Add full reduction benchmark. (#50057)
Summary:
Pull Request resolved: https://github.com/pytorch/pytorch/pull/50057
As part of the effort to calibrate TE reduction performance, adding a full reduction benchmark.
Also add a "skip_input_transformation" option.
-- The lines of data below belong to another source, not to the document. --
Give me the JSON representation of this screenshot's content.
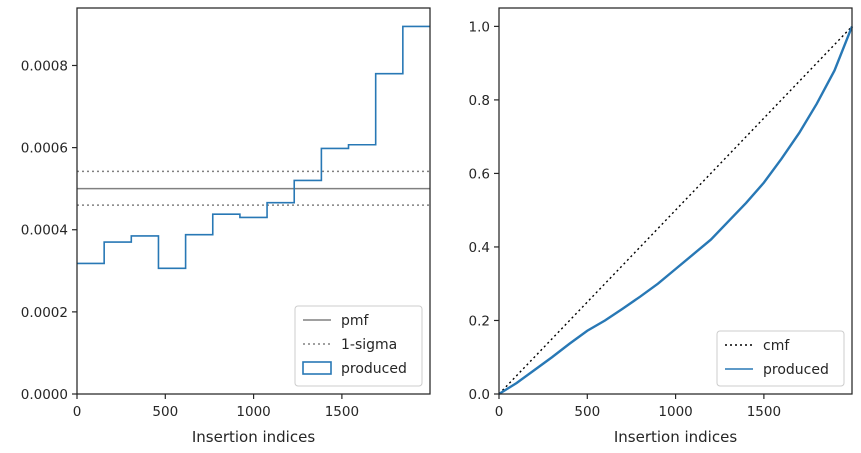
{
  "chart_data": [
    {
      "type": "line",
      "xlabel": "Insertion indices",
      "ylabel": "",
      "xlim": [
        0,
        1999
      ],
      "ylim": [
        0,
        0.00094
      ],
      "xticks": [
        0,
        500,
        1000,
        1500
      ],
      "xtick_labels": [
        "0",
        "500",
        "1000",
        "1500"
      ],
      "yticks": [
        0,
        0.0002,
        0.0004,
        0.0006,
        0.0008
      ],
      "ytick_labels": [
        "0.0000",
        "0.0002",
        "0.0004",
        "0.0006",
        "0.0008"
      ],
      "legend_position": "lower-right",
      "series": [
        {
          "name": "pmf",
          "kind": "hline",
          "y": 0.0005,
          "color": "#808080",
          "style": "solid"
        },
        {
          "name": "1-sigma",
          "kind": "hlines",
          "y": [
            0.00046,
            0.000542
          ],
          "color": "#808080",
          "style": "dotted"
        },
        {
          "name": "produced",
          "kind": "step",
          "color": "#2878b5",
          "bin_edges": [
            0,
            153.8,
            307.5,
            461.3,
            615,
            768.8,
            922.6,
            1076.3,
            1230.1,
            1383.9,
            1537.6,
            1691.4,
            1845.2,
            1999
          ],
          "values": [
            0.000318,
            0.00037,
            0.000385,
            0.000306,
            0.000388,
            0.000438,
            0.00043,
            0.000466,
            0.00052,
            0.000598,
            0.000607,
            0.00078,
            0.000895
          ]
        }
      ]
    },
    {
      "type": "line",
      "xlabel": "Insertion indices",
      "ylabel": "",
      "xlim": [
        0,
        1999
      ],
      "ylim": [
        0,
        1.05
      ],
      "xticks": [
        0,
        500,
        1000,
        1500
      ],
      "xtick_labels": [
        "0",
        "500",
        "1000",
        "1500"
      ],
      "yticks": [
        0,
        0.2,
        0.4,
        0.6,
        0.8,
        1.0
      ],
      "ytick_labels": [
        "0.0",
        "0.2",
        "0.4",
        "0.6",
        "0.8",
        "1.0"
      ],
      "legend_position": "lower-right",
      "series": [
        {
          "name": "cmf",
          "kind": "line",
          "x": [
            0,
            1999
          ],
          "y": [
            0,
            1.0
          ],
          "color": "#000000",
          "style": "dotted"
        },
        {
          "name": "produced",
          "kind": "line",
          "color": "#2878b5",
          "x": [
            0,
            100,
            200,
            300,
            400,
            500,
            600,
            700,
            800,
            900,
            1000,
            1100,
            1200,
            1300,
            1400,
            1500,
            1600,
            1700,
            1800,
            1900,
            1999
          ],
          "y": [
            0,
            0.03,
            0.065,
            0.1,
            0.137,
            0.172,
            0.2,
            0.232,
            0.265,
            0.3,
            0.34,
            0.38,
            0.42,
            0.47,
            0.52,
            0.575,
            0.64,
            0.71,
            0.79,
            0.88,
            1.0
          ]
        }
      ]
    }
  ]
}
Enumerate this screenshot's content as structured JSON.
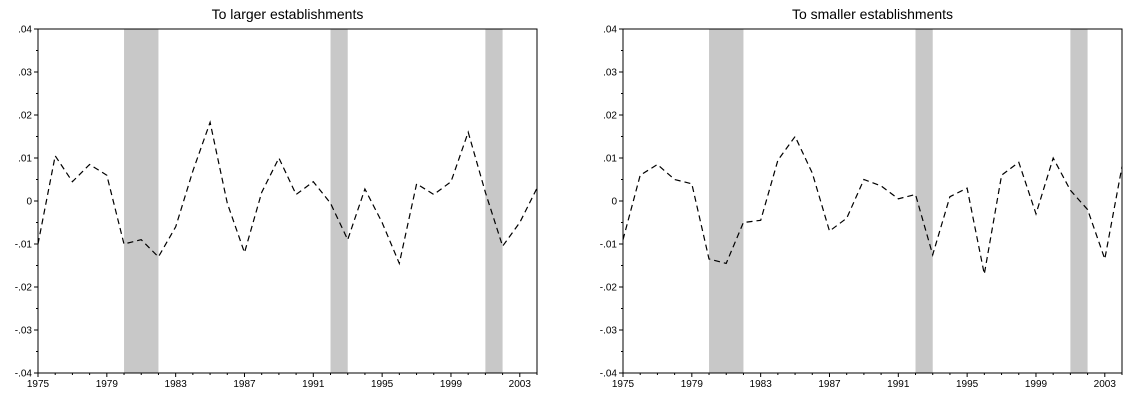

Fixed other reduction benchmarks to accept specific benchmarks that was listed.
Test plans:
* python -m benchmarks.tensorexpr --device=cpu --mode=fwd reduce_full
* python -m benchmarks.tensorexpr --device=cpu --mode=fwd reduce_full_fwd_cpu_16777216_s1
* python -m benchmarks.tensorexpr --device=cpu --mode=fwd reduce_full_fwd_cpu_16777216_s0
* python -m benchmarks.tensorexpr --device=cpu --mode=fwd reduce2d_inner
* python -m benchmarks.tensorexpr --device=cpu --mode=fwd reduce2d_inner_fwd_cpu_640_524288
* python -m benchmarks.tensorexpr --device=cpu --mode=fwd reduce2d_outer
* python -m benchmarks.tensorexpr --device=cpu --mode=fwd reduce2d_outer_fwd_cpu_640_524288
Test Plan: Imported from OSS
Reviewed By: bertmaher
Differential Revision: D25774138
Pulled By: zheng-xq
fbshipit-source-id: fd4598e5c29991be476e42235a059e8021d4f083